The acrylic boxes are stacked in custom cabinets, which hold about seven apiece.
Kids also have a chance to try on different culture's clothing, like little lederhosen and Middle Eastern outfits – and test out an African finger harp or Indian percussion instrument, all in the "Children Around the World" – which also stocks ethnic jewelry and dolls.
An idea is born
The center's creators, Elizabeth and Dexter Snyder, were inspired by their own grandkids, all under age 6. Really, the idea began in their Birmingham home – where they actually spent two years developing the program.
"We've got a museum in our house here," laughs Elizabeth, 69. "We just love this stuff!" The Boston Museum of Science also offered plenty of guidance and inspiration, she says (they visit often, since they also have kids and a granddaughter in Massachusetts).
The Snyders saw firsthand how Plexiglas cases can curb wee ones' instincts to grab and discover. "Kids use a remote control to make things happen," says Elizabeth, of a common traditional approach. Granted, "That has a lot of value."
But, "For really young kids, we wanted them to touch everything," she explains, "feel it and experience everything."
So much to explore
That's why here, rug rats are welcome to use microscopes and magnifying glasses to view whatever they desire. Special activities let them delve into cool icky stuff, like owl pellets (that's puke!).

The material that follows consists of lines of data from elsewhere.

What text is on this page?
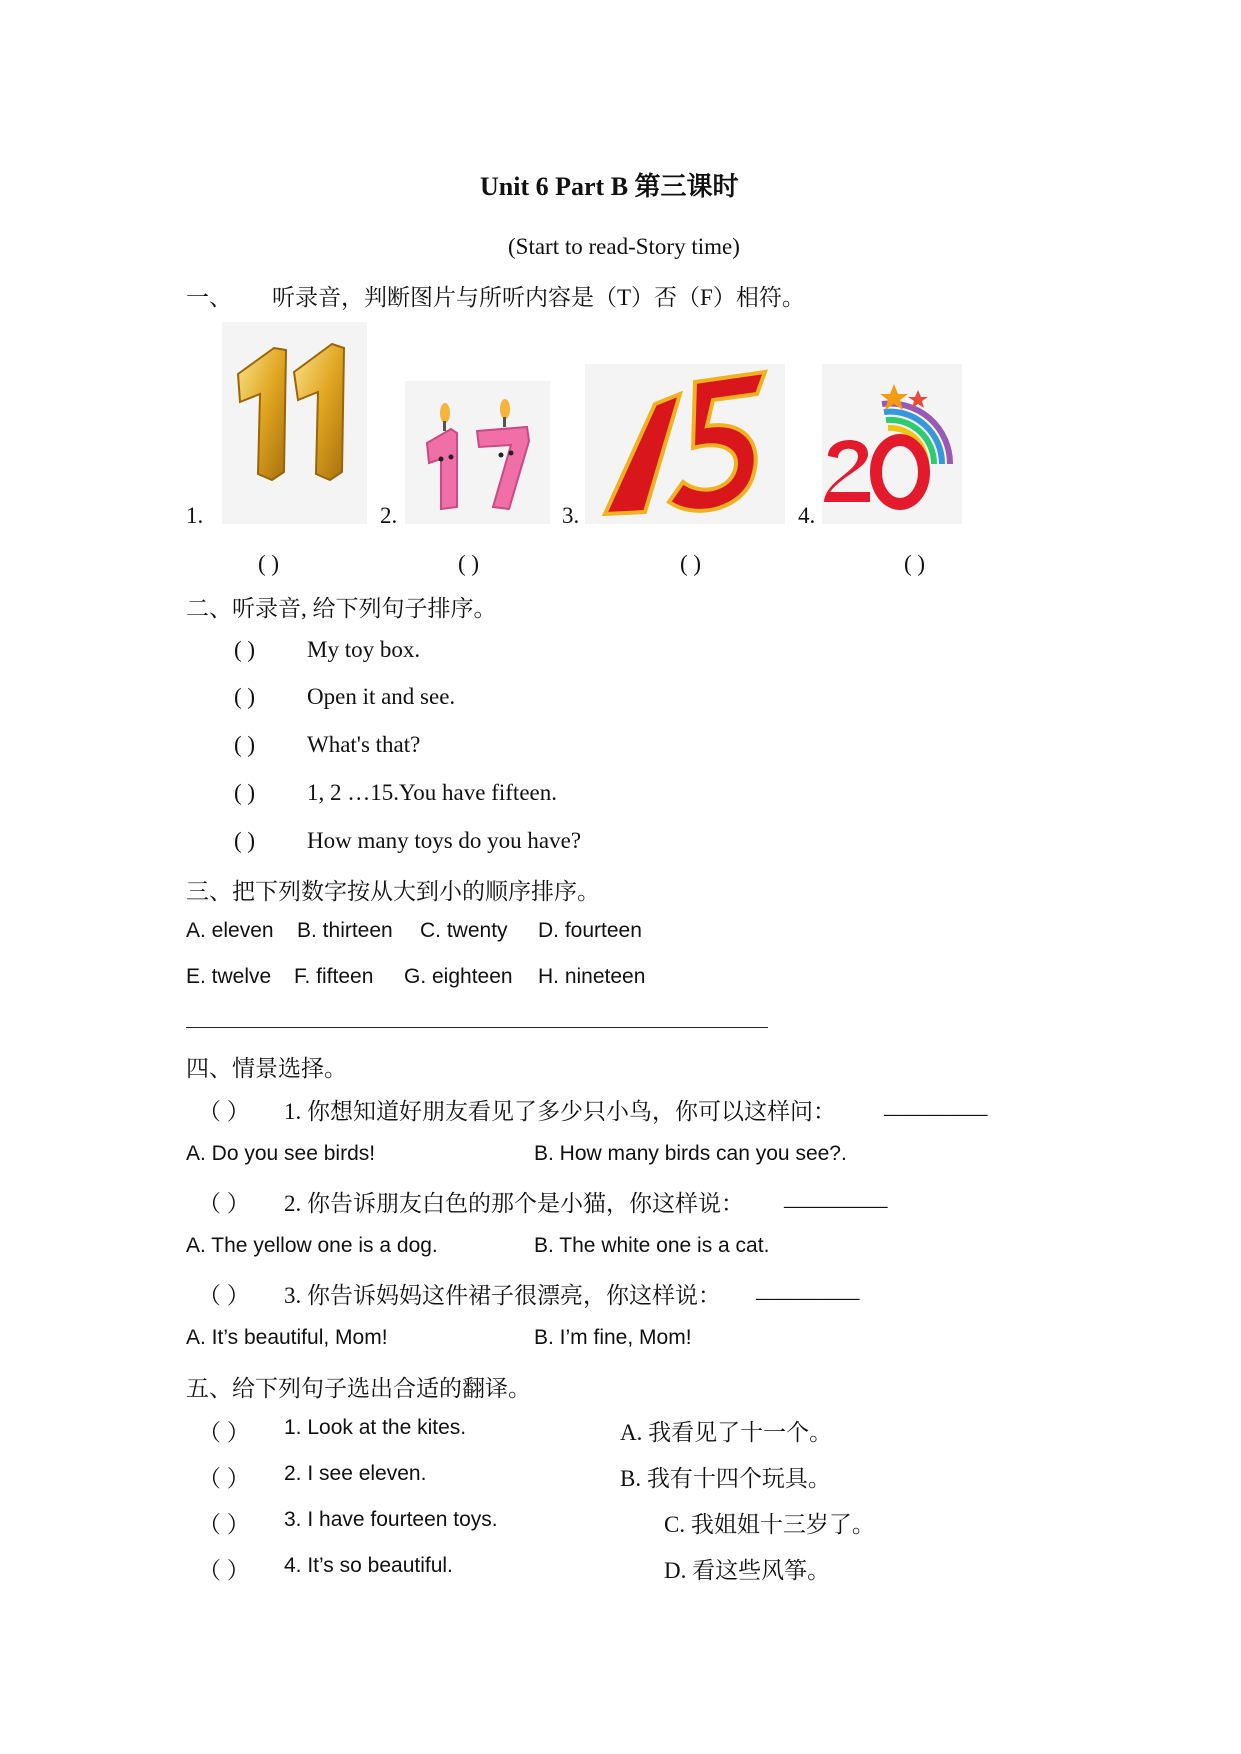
Unit 6 Part B 第三课时
(Start to read-Story time)
一、 听录音，判断图片与所听内容是（T）否（F）相符。
1.
11
2.	3.	4.
( )	( )	( )	( )
二、听录音, 给下列句子排序。
( ) My toy box.
( ) Open it and see.
( ) What's that?
( ) 1, 2 …15.You have fifteen.
( ) How many toys do you have?
三、把下列数字按从大到小的顺序排序。
A. eleven B. thirteen C. twenty D. fourteen
E. twelve F. fifteen G. eighteen H. nineteen
四、情景选择。
（ ） 1. 你想知道好朋友看见了多少只小鸟，你可以这样问： _________
A. Do you see birds!	B. How many birds can you see?.
（ ） 2. 你告诉朋友白色的那个是小猫，你这样说： _________
A. The yellow one is a dog.	B. The white one is a cat.
（ ） 3. 你告诉妈妈这件裙子很漂亮，你这样说： _________
A. It’s beautiful, Mom!	B. I’m fine, Mom!
五、给下列句子选出合适的翻译。
（ ） 1. Look at the kites.	A. 我看见了十一个。
（ ） 2. I see eleven.	B. 我有十四个玩具。
（ ） 3. I have fourteen toys.	C. 我姐姐十三岁了。
（ ） 4. It’s so beautiful.	D. 看这些风筝。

Kids also can take "field notes" on special rocks – a subject dear to Dexter, a retired physical chemist – which they then take home. "We hope that's the beginning of a collection," Elizabeth says.

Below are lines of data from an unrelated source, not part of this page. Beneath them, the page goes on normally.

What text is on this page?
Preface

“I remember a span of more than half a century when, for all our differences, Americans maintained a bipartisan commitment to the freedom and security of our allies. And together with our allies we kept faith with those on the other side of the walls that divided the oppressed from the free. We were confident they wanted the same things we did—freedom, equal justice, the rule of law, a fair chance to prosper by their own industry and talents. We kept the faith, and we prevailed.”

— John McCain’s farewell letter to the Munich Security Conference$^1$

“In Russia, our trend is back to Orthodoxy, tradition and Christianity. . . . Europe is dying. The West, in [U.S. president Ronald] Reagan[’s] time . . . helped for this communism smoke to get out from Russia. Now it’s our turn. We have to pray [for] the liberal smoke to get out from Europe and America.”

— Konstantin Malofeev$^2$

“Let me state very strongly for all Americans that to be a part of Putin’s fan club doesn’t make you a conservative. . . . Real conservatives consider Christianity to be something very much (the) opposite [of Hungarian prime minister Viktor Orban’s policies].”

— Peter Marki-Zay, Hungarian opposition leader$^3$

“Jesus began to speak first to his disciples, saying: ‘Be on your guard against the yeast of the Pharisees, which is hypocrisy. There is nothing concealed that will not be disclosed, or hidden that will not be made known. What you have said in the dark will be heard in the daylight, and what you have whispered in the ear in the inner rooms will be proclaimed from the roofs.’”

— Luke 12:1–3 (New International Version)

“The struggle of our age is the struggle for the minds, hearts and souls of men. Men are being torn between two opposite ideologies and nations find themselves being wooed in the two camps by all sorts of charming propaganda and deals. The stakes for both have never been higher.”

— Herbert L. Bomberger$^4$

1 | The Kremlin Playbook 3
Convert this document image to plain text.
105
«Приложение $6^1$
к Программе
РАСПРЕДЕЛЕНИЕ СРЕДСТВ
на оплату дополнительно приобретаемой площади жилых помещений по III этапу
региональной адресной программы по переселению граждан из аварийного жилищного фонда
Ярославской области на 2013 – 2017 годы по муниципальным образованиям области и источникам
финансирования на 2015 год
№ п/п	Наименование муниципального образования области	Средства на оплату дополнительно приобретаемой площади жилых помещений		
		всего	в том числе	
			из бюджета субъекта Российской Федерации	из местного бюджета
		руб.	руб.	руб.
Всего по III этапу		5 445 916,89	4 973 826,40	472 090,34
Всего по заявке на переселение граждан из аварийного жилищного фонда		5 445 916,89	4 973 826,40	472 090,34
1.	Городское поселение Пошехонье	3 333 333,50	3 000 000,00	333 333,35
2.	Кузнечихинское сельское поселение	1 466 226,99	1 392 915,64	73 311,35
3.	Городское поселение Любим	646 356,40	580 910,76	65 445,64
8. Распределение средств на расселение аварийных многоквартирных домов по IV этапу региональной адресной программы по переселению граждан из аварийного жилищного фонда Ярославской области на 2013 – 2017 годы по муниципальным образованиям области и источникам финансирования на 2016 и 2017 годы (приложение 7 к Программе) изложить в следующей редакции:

And "Look out the Window" is one of the latest additions. Created by an Eagle Scout, it lets kids climb up a hand-railed set of stairs to peek outside with a pair of binoculars – where they see feathered friends visiting an array of birdfeeders and birdhouses just outside.
Before you go
Set in the museum's lower level, Discovery Center is open 12:30-3:30 p.m. on Sundays only. Parents are highly encouraged to register in advance, Elizabeth says, space is very limited.
Sessions last 45 minutes, and there is a limit of two kids per adult. It's free with admission for CIS.